Por serem criadores e autores da cultura da vida, são chamados a defender a autonomia das realidades temporais. Estas têm o direito de caminhar sua própria via, não sujeita a valores de instâncias religiosas. Estas instâncias podem, num respeito profundo pela autonomia daquelas, lançar luzes, sem a pretensão de explicar tudo ou de dominar os caminhos; pois foi o próprio Criador que fez todas as coisas com seu próprio fundamento. Os leigos e as leigas ajudarão assim a ver as realidades a partir delas mesmas, sem necessitar de explicações fatalistas ou espiritualistas, mas da fundamentação existente na base de cada realidade humana e criatural.
Há aqui uma mudança na visão de mundo e de missão. Acostumados com uma visão negativa do mundo, o qual necessitava ser evangelizado porque não era bom, somos chamados a ver o mundo como uma realidade habitada pelo bem. Os leigos e as leigas anunciam ao mundo, desse modo, a autonomia de Deus, que age como e quando quer, e anunciam à Igreja a autonomia do mundo.

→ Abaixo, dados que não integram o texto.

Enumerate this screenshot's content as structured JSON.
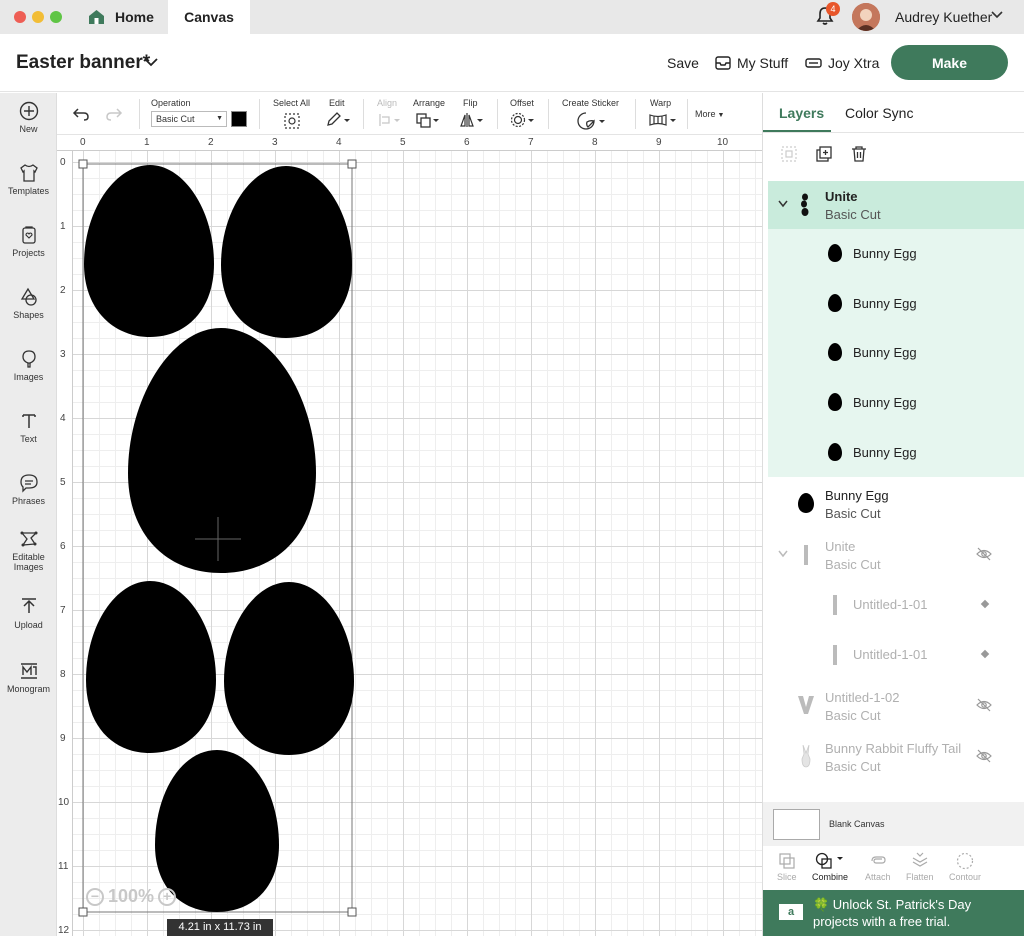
{
  "window": {
    "tabs": [
      {
        "label": "Home"
      },
      {
        "label": "Canvas"
      }
    ],
    "notifications_count": "4",
    "user_name": "Audrey Kuether"
  },
  "header": {
    "project_title": "Easter banner*",
    "save_label": "Save",
    "my_stuff_label": "My Stuff",
    "joy_xtra_label": "Joy Xtra",
    "make_label": "Make"
  },
  "sidebar": {
    "items": [
      {
        "label": "New",
        "icon": "plus-circle-icon"
      },
      {
        "label": "Templates",
        "icon": "shirt-icon"
      },
      {
        "label": "Projects",
        "icon": "projects-icon"
      },
      {
        "label": "Shapes",
        "icon": "shapes-icon"
      },
      {
        "label": "Images",
        "icon": "balloon-icon"
      },
      {
        "label": "Text",
        "icon": "text-icon"
      },
      {
        "label": "Phrases",
        "icon": "speech-bubble-icon"
      },
      {
        "label": "Editable Images",
        "icon": "editable-images-icon"
      },
      {
        "label": "Upload",
        "icon": "upload-icon"
      },
      {
        "label": "Monogram",
        "icon": "monogram-icon"
      }
    ]
  },
  "toolbar": {
    "operation_label": "Operation",
    "operation_value": "Basic Cut",
    "operation_color": "#000000",
    "select_all_label": "Select All",
    "edit_label": "Edit",
    "align_label": "Align",
    "arrange_label": "Arrange",
    "flip_label": "Flip",
    "offset_label": "Offset",
    "create_sticker_label": "Create Sticker",
    "warp_label": "Warp",
    "more_label": "More"
  },
  "canvas": {
    "ruler_x": [
      "0",
      "1",
      "2",
      "3",
      "4",
      "5",
      "6",
      "7",
      "8",
      "9",
      "10"
    ],
    "ruler_y": [
      "0",
      "1",
      "2",
      "3",
      "4",
      "5",
      "6",
      "7",
      "8",
      "9",
      "10",
      "11",
      "12"
    ],
    "zoom_level": "100%",
    "selection_dimensions": "4.21  in x 11.73  in"
  },
  "layers_panel": {
    "tabs": [
      {
        "label": "Layers"
      },
      {
        "label": "Color Sync"
      }
    ],
    "group": {
      "name": "Unite",
      "operation": "Basic Cut"
    },
    "group_children": [
      {
        "name": "Bunny Egg"
      },
      {
        "name": "Bunny Egg"
      },
      {
        "name": "Bunny Egg"
      },
      {
        "name": "Bunny Egg"
      },
      {
        "name": "Bunny Egg"
      }
    ],
    "layer_bunny_egg": {
      "name": "Bunny Egg",
      "operation": "Basic Cut"
    },
    "hidden_group": {
      "name": "Unite",
      "operation": "Basic Cut"
    },
    "hidden_children": [
      {
        "name": "Untitled-1-01"
      },
      {
        "name": "Untitled-1-01"
      }
    ],
    "hidden_layer_1": {
      "name": "Untitled-1-02",
      "operation": "Basic Cut"
    },
    "hidden_layer_2": {
      "name": "Bunny Rabbit Fluffy Tail",
      "operation": "Basic Cut"
    },
    "blank_canvas_label": "Blank Canvas",
    "bottom_tools": [
      {
        "label": "Slice"
      },
      {
        "label": "Combine"
      },
      {
        "label": "Attach"
      },
      {
        "label": "Flatten"
      },
      {
        "label": "Contour"
      }
    ],
    "promo": {
      "logo": "a",
      "text": "🍀 Unlock St. Patrick's Day projects with a free trial."
    }
  },
  "colors": {
    "brand_green": "#3f7a5c",
    "selected_layer_bg": "#c9ebdc",
    "selected_child_bg": "#e6f6ef"
  }
}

Proclamam em toda parte: “e Deus viu que era bom” (Gn 1,10.25.31).
Porém, se os leigos e as leigas mostram o valor das realidades temporais e sua autonomia, também ajudam a colocar valor nelas, não caindo em esquemas dualistas. Se as realidades mundanas são obra do Criador, elas não podem ser desprezadas nem desvalorizadas através da desconsideração ou do abuso. A criação não é nem valo absoluto em si nem apenas matéria para o sagrado. Somente quando quebramos a barreira entre o profano e o sagrado é que se atuará com força esta comunhão entre mundanidade e espiritualidade. Daqui que a vocação dos leigos e das leigas não pode ser reduzida à freqüência de rezas mutiladas e açucaradas (cf. OLIVEIRA, 2001, p. 68). Pieguice e carolice não servem para a vida social, não servem igualmente para a laicidade eclesial.
Mais do que necessidade, é um direito dos leigos e das leigas ter a sua própria espiritualidade. O pluralismo faz parte da criação e da espiritualidade da Igreja. Todavia, é no mundo, inserido no mundo, mergulhado no cotidiano que os leigos e leigas vão desenvolver e alimentar a própria vocação cristã laical e ajudar à Igreja a manter sua parte laical na missão confia por Deus.
Afirmam; desse modo, a universalidade de Cristo, que não se enquadra em esquemas rígidos e fechados, nem mesmo eclesiásticos.

BIBLIOGRAFIA
Calati, B.; Grégoire, A. e Blasucci, A. La spiritualità del Medievo. Roma: Borla, 1988.
Calero A. M., El laico en la Iglesia, vocación y missión. Madrid: CCS, 1998, 2ª ed.
OLIVEIRA, José Lisboa Moreira de. Nossa resposta ao amor: teologia das vocações específicas. São Paulo: Loyola, 2001.

Escrito em Porto Alegre, 21/09/2005.